The Smiths - Morrissey - Johnny Marr

(Credits: Far Out / Apple Music / Soundcloud)

Not since The Beatles had the UK witnessed a homegrown pop act pump out such a steady stream of essential material in such dizzyingly quick succession. Across barely five years, Manchester’s The Smiths hit the charts like an indie whirlwind, dropping a voluminous level of fantastic singles around their four albums before grinding to a halt in 1987, two months before their parting record Strangeways, Here We Come.

With such a brief tenure, it isn’t easy to mark out any distinct chapters in The Smiths’ story. Creatively, The Queen Is Dead‘s elegiac shimmer and dramatic keys pushed their sonic peripheries to new horizons, and an evolution in Morrissey’s lyrical barb began to take further aim at the wider world than before. However, The Smiths’ brief flurry in the alternative world was too ephemeral to chronicle much of a trajectory beyond—arrive, make glorious music, leave with a bang.

If one were to eke out some kind of tentative transition, 1985’s Meat Is Murder could be presented as their most pivotal. Imbuing elements of rockabilly, funk, and acoustic lament in their indie sophomore, The Smiths’ future sonic hinterlands were first spotted from Meat Is Murder‘s expanded vantage. While later CD issues would include 1984’s ‘How Soon Is Now?’ as the sixth track, the album was only ever served by one single in the UK, a dramatic cut with little in the way of obvious pop appeal.
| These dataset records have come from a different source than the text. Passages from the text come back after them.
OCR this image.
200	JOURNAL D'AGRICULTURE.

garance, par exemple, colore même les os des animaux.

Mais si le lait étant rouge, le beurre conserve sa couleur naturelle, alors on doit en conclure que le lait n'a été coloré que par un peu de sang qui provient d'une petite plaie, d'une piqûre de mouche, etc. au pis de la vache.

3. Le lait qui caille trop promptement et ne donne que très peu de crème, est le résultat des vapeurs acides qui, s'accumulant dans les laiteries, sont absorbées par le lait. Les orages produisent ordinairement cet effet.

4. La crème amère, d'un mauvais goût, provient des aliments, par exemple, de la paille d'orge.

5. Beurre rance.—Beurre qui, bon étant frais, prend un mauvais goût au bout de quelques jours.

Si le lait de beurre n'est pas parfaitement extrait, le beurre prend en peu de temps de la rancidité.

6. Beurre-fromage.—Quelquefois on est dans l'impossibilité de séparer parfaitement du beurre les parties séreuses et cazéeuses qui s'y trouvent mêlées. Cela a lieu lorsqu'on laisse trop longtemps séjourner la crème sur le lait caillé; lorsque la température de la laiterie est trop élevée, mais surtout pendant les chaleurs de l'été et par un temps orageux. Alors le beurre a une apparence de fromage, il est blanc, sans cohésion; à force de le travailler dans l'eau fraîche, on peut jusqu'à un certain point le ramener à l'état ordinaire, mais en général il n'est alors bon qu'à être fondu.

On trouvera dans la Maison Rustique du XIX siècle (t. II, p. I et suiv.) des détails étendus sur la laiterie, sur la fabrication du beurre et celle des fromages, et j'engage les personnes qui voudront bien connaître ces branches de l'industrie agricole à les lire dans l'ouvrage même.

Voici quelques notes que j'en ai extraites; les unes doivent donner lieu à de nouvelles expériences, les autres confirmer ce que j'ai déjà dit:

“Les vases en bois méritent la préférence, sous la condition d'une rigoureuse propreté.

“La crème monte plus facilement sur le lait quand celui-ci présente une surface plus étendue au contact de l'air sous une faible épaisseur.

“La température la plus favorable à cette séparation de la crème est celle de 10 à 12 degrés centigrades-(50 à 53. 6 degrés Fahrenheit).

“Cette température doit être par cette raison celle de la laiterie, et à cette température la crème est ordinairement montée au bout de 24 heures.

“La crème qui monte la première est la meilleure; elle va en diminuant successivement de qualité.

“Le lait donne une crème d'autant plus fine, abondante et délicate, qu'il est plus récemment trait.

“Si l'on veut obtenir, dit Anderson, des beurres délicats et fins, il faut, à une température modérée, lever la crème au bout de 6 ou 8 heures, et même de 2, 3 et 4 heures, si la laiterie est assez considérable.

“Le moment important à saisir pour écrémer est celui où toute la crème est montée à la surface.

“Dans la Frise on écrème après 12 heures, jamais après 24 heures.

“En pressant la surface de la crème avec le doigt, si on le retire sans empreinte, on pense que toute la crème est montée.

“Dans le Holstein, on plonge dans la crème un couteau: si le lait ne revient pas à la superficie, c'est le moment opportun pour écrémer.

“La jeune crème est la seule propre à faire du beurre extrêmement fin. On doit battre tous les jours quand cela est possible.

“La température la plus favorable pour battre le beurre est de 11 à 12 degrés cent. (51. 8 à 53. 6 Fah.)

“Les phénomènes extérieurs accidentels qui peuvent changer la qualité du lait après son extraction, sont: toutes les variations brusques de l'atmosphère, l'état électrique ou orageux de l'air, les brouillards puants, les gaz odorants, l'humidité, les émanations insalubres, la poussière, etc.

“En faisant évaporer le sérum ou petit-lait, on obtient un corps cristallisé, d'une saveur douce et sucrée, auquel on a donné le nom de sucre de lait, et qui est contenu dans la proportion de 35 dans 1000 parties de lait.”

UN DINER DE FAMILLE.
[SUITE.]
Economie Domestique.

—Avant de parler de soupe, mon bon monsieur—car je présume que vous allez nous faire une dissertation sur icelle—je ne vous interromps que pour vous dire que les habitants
Dreaming up a sweeping scope of a number with its sombre waltz balladry, ‘That Joke Isn’t Funny Anymore’ stands as the record’s grand centrepiece. Johnny Marr’s stretched-out backwards guitar, soaring around Morrissey’s passionate mourn, makes for one of the pair’s finest collisions.

As is typical, Morrissey hides the subject matter behind oblique ambiguity. One clue revealed to Melody Maker by the frontman was a riposte to journalists obsessed with his lyrical affinity with the depressed and the dour, while later allusions to a relationship with a journalist added further intrigue.

For such a colossal single, ‘That Joke Isn’t Funny Anymore’ was one of the easier Smiths cuts to put together. “It just fell through the roof,” Marr revealed, “It was one of those lovely times when the feeling just falls down on you from a ceiling somewhere and it almost plays itself.”

A giant in their already impressive songbook, unleashing it onto the charts was still a risky move. “I’d secretly wanted it to do well, because I thought it would be our big torch song, our Dusty (Springfield) single… For about two days, I got excited thinking we might have a big ‘All I See Is You’-type torch song in the charts. Then reality struck. Why would they play that continuously on Radio 1?”

Shooting to the top of the UK Indie charts, a lowly 49 on the general UK Singles Charts proved the doubts were not unfounded. Yet it proved to be a fan-favourite and a much-loved piece between Morrissey and Marr, enduring as one of The Smiths’ finest compositions as further time passes.